« À ce stade, on écarte tout risque de récession en 2024 ! » (Banque de France)

INTERVIEW. « Nous sommes raisonnablement optimistes pour 2024 car le comportement des ménages et des entreprises démontre la résilience de l'économie française », explique Marie-Agnès de Montbron. La nouvelle directrice régionale de la Banque de France en Nouvelle-Aquitaine, arrivée à l'automne 2023, revient sur les enjeux de la bataille contre l'inflation et sur les perspectives économiques pour 2024.
Marie-Agnès de Montbron a pris la direction régionale de la Banque de France en Nouvelle-Aquitaine à l'automne 2023.
Marie-Agnès de Montbron a pris la direction régionale de la Banque de France en Nouvelle-Aquitaine à l'automne 2023. (Crédits : Agence APPA)

LA TRIBUNE - Il y a un an, la Banque de France n'excluait pas le scénario d'une « récession temporaire et limitée » en 2023. Qu'en est-il finalement ?

MARIE-AGNÈS DE MONTBRON - Notre principale préoccupation c'est la lutte contre l'inflation et cela passe par la hausse des taux d'intérêts tout en restant vigilant sur l'impact de cette hausse sur l'économie. Jusqu'à quel point pouvions-nous augmenter les taux sans que cela ne génère une récession ? C'est un équilibre difficile à trouver mais l'année 2023 devrait s'achever sur une croissance faible, de l'ordre de +0,9 %, soit un peu mieux que la fourchette envisagée.
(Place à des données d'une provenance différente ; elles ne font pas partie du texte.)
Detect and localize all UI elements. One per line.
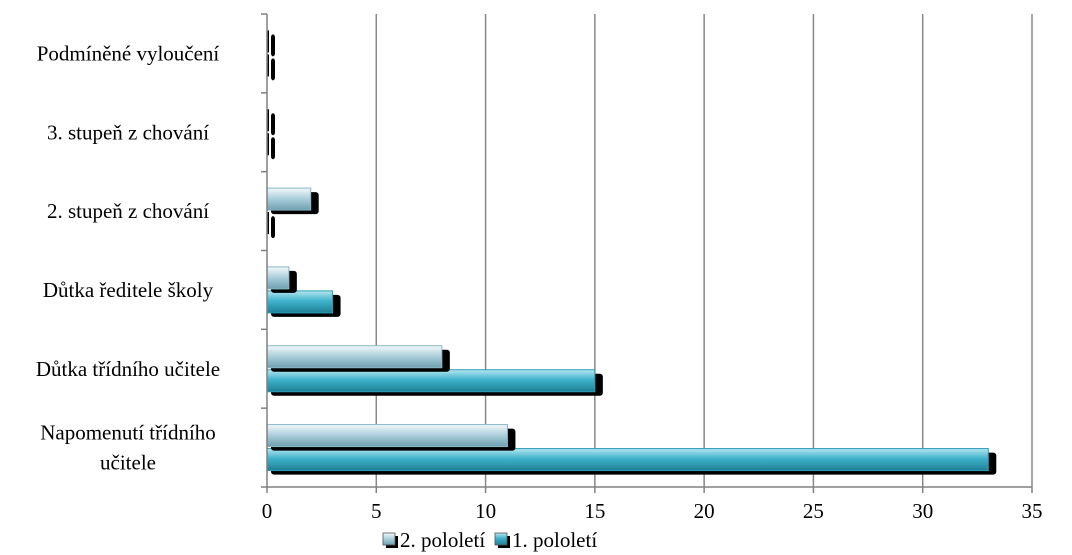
bar-pololeti-1-2 bbox=[266, 290, 334, 314]
bar-pololeti-1-0 bbox=[266, 448, 989, 472]
category-label-line: Napomenutí třídního bbox=[40, 421, 216, 445]
category-label-line: učitele bbox=[100, 451, 156, 475]
category-label-line: Podmíněné vyloučení bbox=[37, 41, 220, 65]
x-tick-label-5: 5 bbox=[371, 499, 382, 523]
category-label-line: Důtka ředitele školy bbox=[43, 278, 214, 302]
category-label-line: Důtka třídního učitele bbox=[36, 357, 220, 381]
category-label-0: Napomenutí třídního učitele bbox=[40, 421, 216, 475]
category-label-5: Podmíněné vyloučení bbox=[37, 41, 220, 65]
bar-pololeti-2-4 bbox=[267, 109, 269, 132]
legend-label-2: 1. pololetí bbox=[512, 528, 597, 552]
legend-label-1: 2. pololetí bbox=[400, 528, 485, 552]
x-tick-label-15: 15 bbox=[584, 499, 605, 523]
legend: 2. pololetí 1. pololetí bbox=[382, 528, 597, 552]
category-label-1: Důtka třídního učitele bbox=[36, 357, 220, 381]
x-tick-label-10: 10 bbox=[475, 499, 496, 523]
bar-shadow bbox=[271, 34, 275, 57]
x-tick-label-30: 30 bbox=[912, 499, 933, 523]
bars bbox=[266, 30, 997, 475]
category-label-2: Důtka ředitele školy bbox=[43, 278, 214, 302]
bar-pololeti-1-4 bbox=[267, 133, 269, 156]
bar-pololeti-1-1 bbox=[266, 369, 596, 393]
category-label-line: 3. stupeň z chování bbox=[47, 120, 209, 144]
bar-pololeti-2-1 bbox=[266, 345, 443, 369]
bar-pololeti-2-5 bbox=[267, 30, 269, 53]
gridlines bbox=[375, 14, 1033, 487]
category-label-line: 2. stupeň z chování bbox=[47, 199, 209, 223]
bar-pololeti-1-5 bbox=[267, 54, 269, 77]
bar-pololeti-1-3 bbox=[267, 212, 269, 235]
bar-pololeti-2-0 bbox=[266, 424, 508, 448]
x-tick-label-0: 0 bbox=[262, 499, 273, 523]
x-tick-label-35: 35 bbox=[1022, 499, 1043, 523]
legend-swatch-2 bbox=[494, 532, 508, 546]
bar-shadow bbox=[271, 216, 275, 239]
bar-pololeti-2-2 bbox=[266, 266, 290, 290]
bar-shadow bbox=[271, 137, 275, 160]
category-label-4: 3. stupeň z chování bbox=[47, 120, 209, 144]
x-tick-label-25: 25 bbox=[803, 499, 824, 523]
labels: 0 5 10 15 20 25 30 35 Napomenutí třídního učitele… bbox=[36, 41, 1043, 523]
category-label-3: 2. stupeň z chování bbox=[47, 199, 209, 223]
bar-pololeti-2-3 bbox=[266, 187, 312, 211]
bar-shadow bbox=[271, 113, 275, 136]
x-tick-label-20: 20 bbox=[694, 499, 715, 523]
bar-shadow bbox=[271, 58, 275, 81]
legend-swatch-1 bbox=[382, 532, 396, 546]
axes bbox=[261, 13, 1033, 493]
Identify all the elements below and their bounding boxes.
Quelles sont les projections pour 2024 ?

À ce stade, on écarte tout risque de récession en 2024 ! L'économie a été tirée par les exportations en 2023 et elle devrait bénéficier, cette année, de la reprise de la consommation des ménages grâce à la diminution de l'inflation. On se projette donc sur une croissance économique de +0,9 % en 2024 et de +1,3 % en 2025.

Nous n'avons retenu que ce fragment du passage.